You get the Volkswagen Industrial Cloud, “an industrial digital production platform to empower a worldwide industrial ecosystem that will integrate more than 30,000 facilities and 1,500 suppliers and partners in Volkswagen’s global supply chain over time.”

Here are some details from the press release:

Amazon Web Services (AWS) and the Volkswagen Group announced a multi-year, global agreement to build the Volkswagen Industrial Cloud, a cloud-based Industrial digital production platform that will transform the automotive company’s manufacturing and logistics processes. Volkswagen will rely upon the breadth and depth of AWS’s portfolio of services, including IoT, machine learning, analytics, and compute services to increase plant efficiency and uptime, improve production flexibility, and increase vehicle quality.

The Volkswagen Industrial Cloud will bring together real-time data from all of the Volkswagen Group’s 122 manufacturing plants to manage the overall effectiveness of assembly equipment, as well as track parts and vehicles.
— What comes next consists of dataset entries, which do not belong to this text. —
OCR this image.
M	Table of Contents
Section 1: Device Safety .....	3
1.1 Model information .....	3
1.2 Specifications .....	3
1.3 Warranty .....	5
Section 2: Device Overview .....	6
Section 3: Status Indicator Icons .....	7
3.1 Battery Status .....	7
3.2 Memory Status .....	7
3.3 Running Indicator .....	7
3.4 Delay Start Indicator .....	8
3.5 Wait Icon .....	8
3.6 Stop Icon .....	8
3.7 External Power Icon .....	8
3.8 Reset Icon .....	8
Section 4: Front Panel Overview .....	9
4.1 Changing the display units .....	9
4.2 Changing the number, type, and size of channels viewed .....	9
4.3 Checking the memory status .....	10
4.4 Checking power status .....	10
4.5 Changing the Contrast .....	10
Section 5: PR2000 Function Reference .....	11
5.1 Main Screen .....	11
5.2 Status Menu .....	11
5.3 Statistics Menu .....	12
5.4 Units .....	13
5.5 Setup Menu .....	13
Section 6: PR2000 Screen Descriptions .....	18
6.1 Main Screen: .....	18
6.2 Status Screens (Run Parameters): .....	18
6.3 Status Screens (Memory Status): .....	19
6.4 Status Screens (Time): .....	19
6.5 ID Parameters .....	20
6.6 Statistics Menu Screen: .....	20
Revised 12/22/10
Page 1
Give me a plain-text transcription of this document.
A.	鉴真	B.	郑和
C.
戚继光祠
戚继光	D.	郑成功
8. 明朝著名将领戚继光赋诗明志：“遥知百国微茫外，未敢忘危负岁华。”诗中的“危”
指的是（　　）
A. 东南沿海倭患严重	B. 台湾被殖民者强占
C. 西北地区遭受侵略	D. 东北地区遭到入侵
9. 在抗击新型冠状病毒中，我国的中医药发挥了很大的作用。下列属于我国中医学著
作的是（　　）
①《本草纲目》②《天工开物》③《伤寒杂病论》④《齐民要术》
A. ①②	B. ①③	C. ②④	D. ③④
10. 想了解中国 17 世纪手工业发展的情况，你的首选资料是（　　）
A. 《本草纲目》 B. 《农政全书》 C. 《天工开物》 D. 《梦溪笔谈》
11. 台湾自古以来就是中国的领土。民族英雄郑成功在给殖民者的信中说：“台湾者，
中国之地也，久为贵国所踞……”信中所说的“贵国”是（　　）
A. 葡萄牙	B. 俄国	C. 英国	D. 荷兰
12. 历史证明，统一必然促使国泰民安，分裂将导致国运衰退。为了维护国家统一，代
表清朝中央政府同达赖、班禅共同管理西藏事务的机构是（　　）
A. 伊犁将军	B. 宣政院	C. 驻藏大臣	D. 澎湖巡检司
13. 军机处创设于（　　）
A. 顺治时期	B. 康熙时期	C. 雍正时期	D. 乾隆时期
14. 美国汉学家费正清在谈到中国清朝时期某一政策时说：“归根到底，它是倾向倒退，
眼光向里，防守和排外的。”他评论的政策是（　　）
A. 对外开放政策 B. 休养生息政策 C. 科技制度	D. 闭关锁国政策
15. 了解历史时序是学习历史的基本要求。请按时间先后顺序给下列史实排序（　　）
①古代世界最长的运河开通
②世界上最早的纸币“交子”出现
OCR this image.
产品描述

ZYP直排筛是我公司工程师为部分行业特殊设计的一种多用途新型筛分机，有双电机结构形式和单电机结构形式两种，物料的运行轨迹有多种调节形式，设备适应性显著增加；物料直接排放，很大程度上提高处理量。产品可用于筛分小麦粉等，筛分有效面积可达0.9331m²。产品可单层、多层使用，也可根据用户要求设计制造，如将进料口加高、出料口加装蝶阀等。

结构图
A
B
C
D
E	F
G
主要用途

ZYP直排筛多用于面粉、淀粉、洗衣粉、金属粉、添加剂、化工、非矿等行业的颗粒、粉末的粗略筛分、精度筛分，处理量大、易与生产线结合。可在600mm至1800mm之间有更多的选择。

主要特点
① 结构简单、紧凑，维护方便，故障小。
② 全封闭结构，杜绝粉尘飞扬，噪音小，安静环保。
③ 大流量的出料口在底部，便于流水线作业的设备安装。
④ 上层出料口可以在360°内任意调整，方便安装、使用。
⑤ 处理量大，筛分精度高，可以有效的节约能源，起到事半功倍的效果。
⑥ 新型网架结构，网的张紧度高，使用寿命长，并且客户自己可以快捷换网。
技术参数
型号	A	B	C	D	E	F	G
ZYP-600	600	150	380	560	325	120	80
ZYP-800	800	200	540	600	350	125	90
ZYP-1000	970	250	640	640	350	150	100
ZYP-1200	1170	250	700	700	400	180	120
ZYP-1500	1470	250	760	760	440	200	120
Volkswagen will use the suite of AWS IoT services […] to detect, collect, organize, and run sophisticated analytics on data from the plant floor. AWS’s IoT services will deliver new insights into manufacturing operations across facilities that will optimize production and improve process efficiencies. With a company-wide Data Lake built on Amazon Simple Storage Service (Amazon S3) to analyze the data, Volkswagen will glean insights that will pinpoint operational trends, improve forecasting, and streamline operations by identifying gaps in production and waste.

In essence, Volkswagen is building its own manufacturing-centric Supply Chain Operating Network powered by Amazon.

“Multi-year and global” typically implies risky and costly, which is the opposite of what most companies want to invest in these days. Yet, the risk and cost of not embarking on such a digital transformation journey might be even greater in the long term. Breaking down this grand vision into smaller, relatively quick and cost-efficient projects — versus attempting a “Big Bang” approach — will be critical for success. So will managing data quality, especially from trading partners, because we still have a big, crappy data problem in supply chain management.

And with that, have a happy weekend!